This year, three generations filled our large oceanfront house, from my brother's inquisitive, energetic 19-month old baby to my parents - still going strong at 77 and 83 years old.
It hit me hard on our 4th day. It started on my habitual early morning walk on the beach while listening to Ingrid Michaelson's poignant version of Somewhere Over the Rainbow. Then I sat down on my sand chair and wrote a list of activities that I could just picture Josh doing:
- boogie-boarding over waves with his cousin, Greyson
- throwing the football around with cousins, Mitch and Lydia
- watching Star Trek in the in-house theatre room
- snoozing on the couch with the dogs
- playing poker
- discussing Dr. Who with Ava
- playing pool with uncle Steve and Greyson
- catching sand crabs
- in the jacuzzi with his sisters
- flirting with baby Keilani
I fell into the grief vortex, wracked with pain and sorrow, sobbing as if it happened yesterday. My attempts to describe these feelings were scribbled on the blank pages:
It is still painful - feels raw - piercing right to the depths of my heart and soul - a mother's pain...
- never ending
- emotional torture
- lazer sharp, pointed, stabbing pain - making it difficult to breathe
- fueled by guilt, regret, remorse
- a longing for life which will never be fulfilled
- a deep, profound sadness which feels bottomless
- like a boat which enjoyed calm seas and is now pummeled by waves - relentless, furious, uncaring, fierce, brutal, attacking
I was exhausted the next day - spent and drained.
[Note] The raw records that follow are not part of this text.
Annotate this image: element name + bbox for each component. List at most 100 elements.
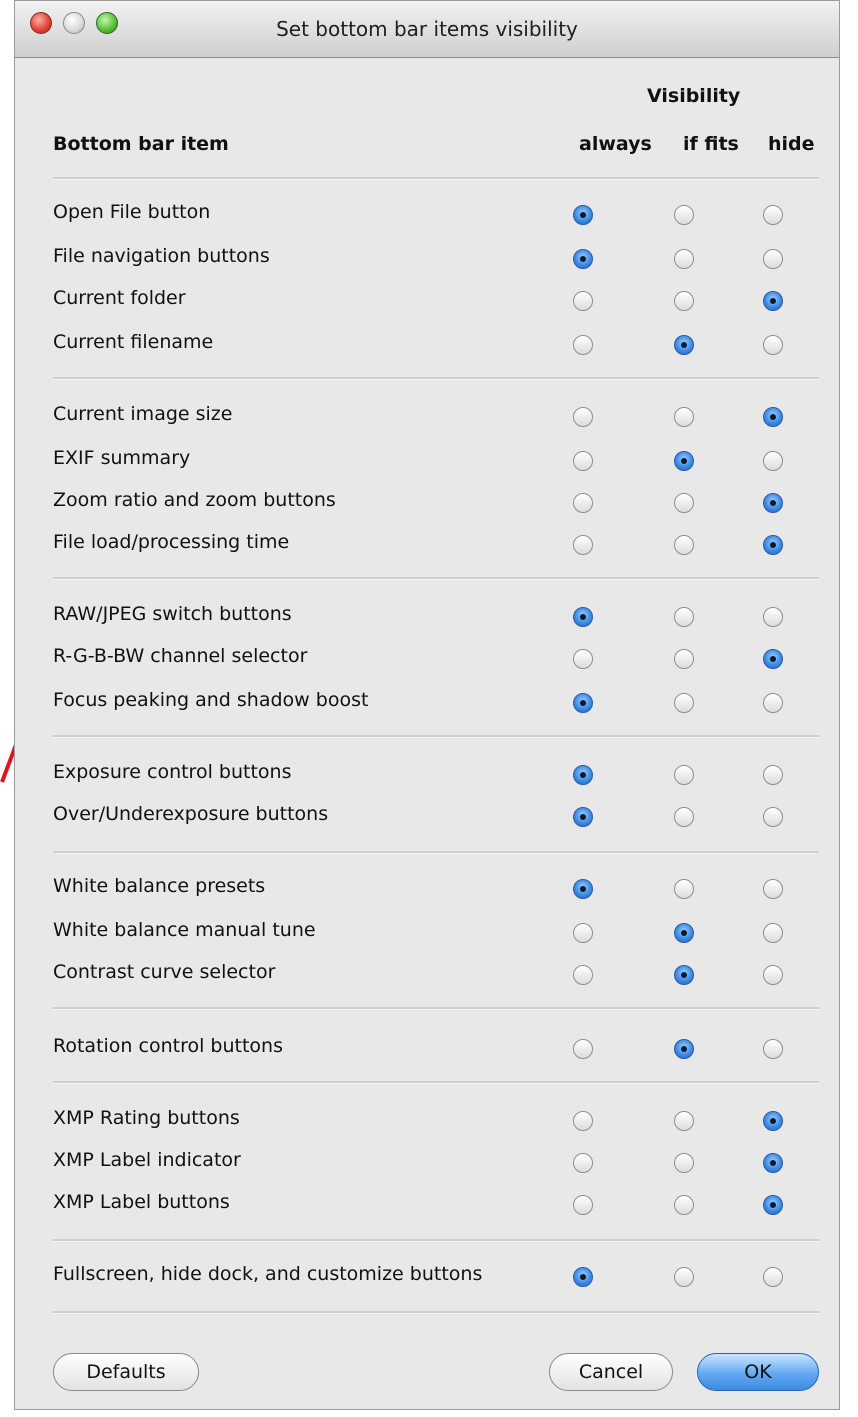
radio-hide[interactable] [763, 807, 783, 827]
radio-if-fits[interactable] [674, 1039, 694, 1059]
row-label: XMP Label indicator [53, 1149, 241, 1171]
row-label: Exposure control buttons [53, 761, 292, 783]
radio-always[interactable] [573, 879, 593, 899]
radio-if-fits[interactable] [674, 535, 694, 555]
radio-always[interactable] [573, 923, 593, 943]
radio-if-fits[interactable] [674, 335, 694, 355]
row-label: Current folder [53, 287, 186, 309]
radio-if-fits[interactable] [674, 1153, 694, 1173]
radio-hide[interactable] [763, 879, 783, 899]
radio-always[interactable] [573, 1153, 593, 1173]
group-separator [53, 1007, 819, 1010]
radio-if-fits[interactable] [674, 291, 694, 311]
radio-if-fits[interactable] [674, 965, 694, 985]
radio-always[interactable] [573, 1267, 593, 1287]
row-label: Contrast curve selector [53, 961, 276, 983]
radio-hide[interactable] [763, 205, 783, 225]
radio-hide[interactable] [763, 607, 783, 627]
row-label: RAW/JPEG switch buttons [53, 603, 292, 625]
radio-if-fits[interactable] [674, 607, 694, 627]
row-label: Focus peaking and shadow boost [53, 689, 369, 711]
row-label: White balance presets [53, 875, 266, 897]
radio-hide[interactable] [763, 1039, 783, 1059]
radio-always[interactable] [573, 607, 593, 627]
radio-if-fits[interactable] [674, 205, 694, 225]
radio-if-fits[interactable] [674, 249, 694, 269]
radio-always[interactable] [573, 493, 593, 513]
row-label: File navigation buttons [53, 245, 270, 267]
radio-if-fits[interactable] [674, 1267, 694, 1287]
row-label: Fullscreen, hide dock, and customize but… [53, 1263, 483, 1285]
radio-hide[interactable] [763, 923, 783, 943]
radio-always[interactable] [573, 807, 593, 827]
item-column-header: Bottom bar item [53, 133, 229, 155]
ok-button[interactable]: OK [697, 1353, 819, 1391]
radio-if-fits[interactable] [674, 407, 694, 427]
row-label: Over/Underexposure buttons [53, 803, 329, 825]
title-bar[interactable]: Set bottom bar items visibility [15, 1, 839, 58]
radio-always[interactable] [573, 649, 593, 669]
window-title: Set bottom bar items visibility [276, 17, 578, 41]
row-label: Current image size [53, 403, 233, 425]
radio-always[interactable] [573, 765, 593, 785]
radio-hide[interactable] [763, 965, 783, 985]
radio-if-fits[interactable] [674, 1195, 694, 1215]
radio-hide[interactable] [763, 649, 783, 669]
radio-always[interactable] [573, 965, 593, 985]
group-separator [53, 377, 819, 380]
radio-hide[interactable] [763, 451, 783, 471]
cancel-button[interactable]: Cancel [549, 1353, 673, 1391]
radio-always[interactable] [573, 407, 593, 427]
group-separator [53, 1239, 819, 1242]
row-label: Rotation control buttons [53, 1035, 283, 1057]
radio-always[interactable] [573, 1039, 593, 1059]
radio-hide[interactable] [763, 1267, 783, 1287]
radio-always[interactable] [573, 1195, 593, 1215]
group-separator [53, 1081, 819, 1084]
row-label: Open File button [53, 201, 211, 223]
radio-if-fits[interactable] [674, 1111, 694, 1131]
radio-hide[interactable] [763, 1153, 783, 1173]
row-label: EXIF summary [53, 447, 191, 469]
group-separator [53, 177, 819, 180]
always-column-header: always [579, 133, 652, 155]
radio-hide[interactable] [763, 1195, 783, 1215]
visibility-header: Visibility [647, 85, 741, 107]
radio-if-fits[interactable] [674, 693, 694, 713]
radio-hide[interactable] [763, 407, 783, 427]
radio-if-fits[interactable] [674, 807, 694, 827]
row-label: Zoom ratio and zoom buttons [53, 489, 336, 511]
radio-if-fits[interactable] [674, 451, 694, 471]
radio-hide[interactable] [763, 291, 783, 311]
radio-hide[interactable] [763, 493, 783, 513]
radio-always[interactable] [573, 205, 593, 225]
radio-always[interactable] [573, 1111, 593, 1131]
radio-hide[interactable] [763, 693, 783, 713]
hide-column-header: hide [768, 133, 815, 155]
radio-if-fits[interactable] [674, 923, 694, 943]
radio-if-fits[interactable] [674, 765, 694, 785]
row-label: XMP Rating buttons [53, 1107, 240, 1129]
radio-hide[interactable] [763, 1111, 783, 1131]
radio-hide[interactable] [763, 765, 783, 785]
group-separator [53, 735, 819, 738]
radio-always[interactable] [573, 291, 593, 311]
radio-hide[interactable] [763, 535, 783, 555]
radio-always[interactable] [573, 693, 593, 713]
radio-always[interactable] [573, 451, 593, 471]
row-label: File load/processing time [53, 531, 290, 553]
defaults-button[interactable]: Defaults [53, 1353, 199, 1391]
radio-if-fits[interactable] [674, 493, 694, 513]
row-label: R-G-B-BW channel selector [53, 645, 308, 667]
radio-hide[interactable] [763, 335, 783, 355]
row-label: White balance manual tune [53, 919, 316, 941]
radio-hide[interactable] [763, 249, 783, 269]
row-label: XMP Label buttons [53, 1191, 230, 1213]
radio-if-fits[interactable] [674, 649, 694, 669]
group-separator [53, 577, 819, 580]
radio-always[interactable] [573, 335, 593, 355]
dialog-window: Set bottom bar items visibility Visibili… [14, 0, 840, 1410]
radio-always[interactable] [573, 249, 593, 269]
radio-always[interactable] [573, 535, 593, 555]
radio-if-fits[interactable] [674, 879, 694, 899]
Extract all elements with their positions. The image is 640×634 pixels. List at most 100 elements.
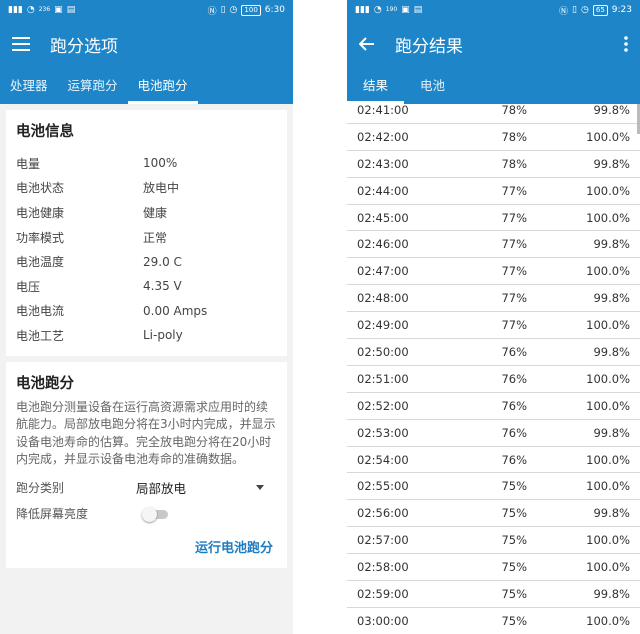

The rest of the vacation passed with the awareness of Josh's absence, translated into a dull ache instead of the acute pain. We saw dolphins every day which I've always taken as a sign of Josh's presence. Then on the last day, an unmistakable sign occurred right outside our deck - a huge, beautiful, full rainbow - right on the ocean.
The whole family missed you on this vacation. Thanks for letting us know you were with us.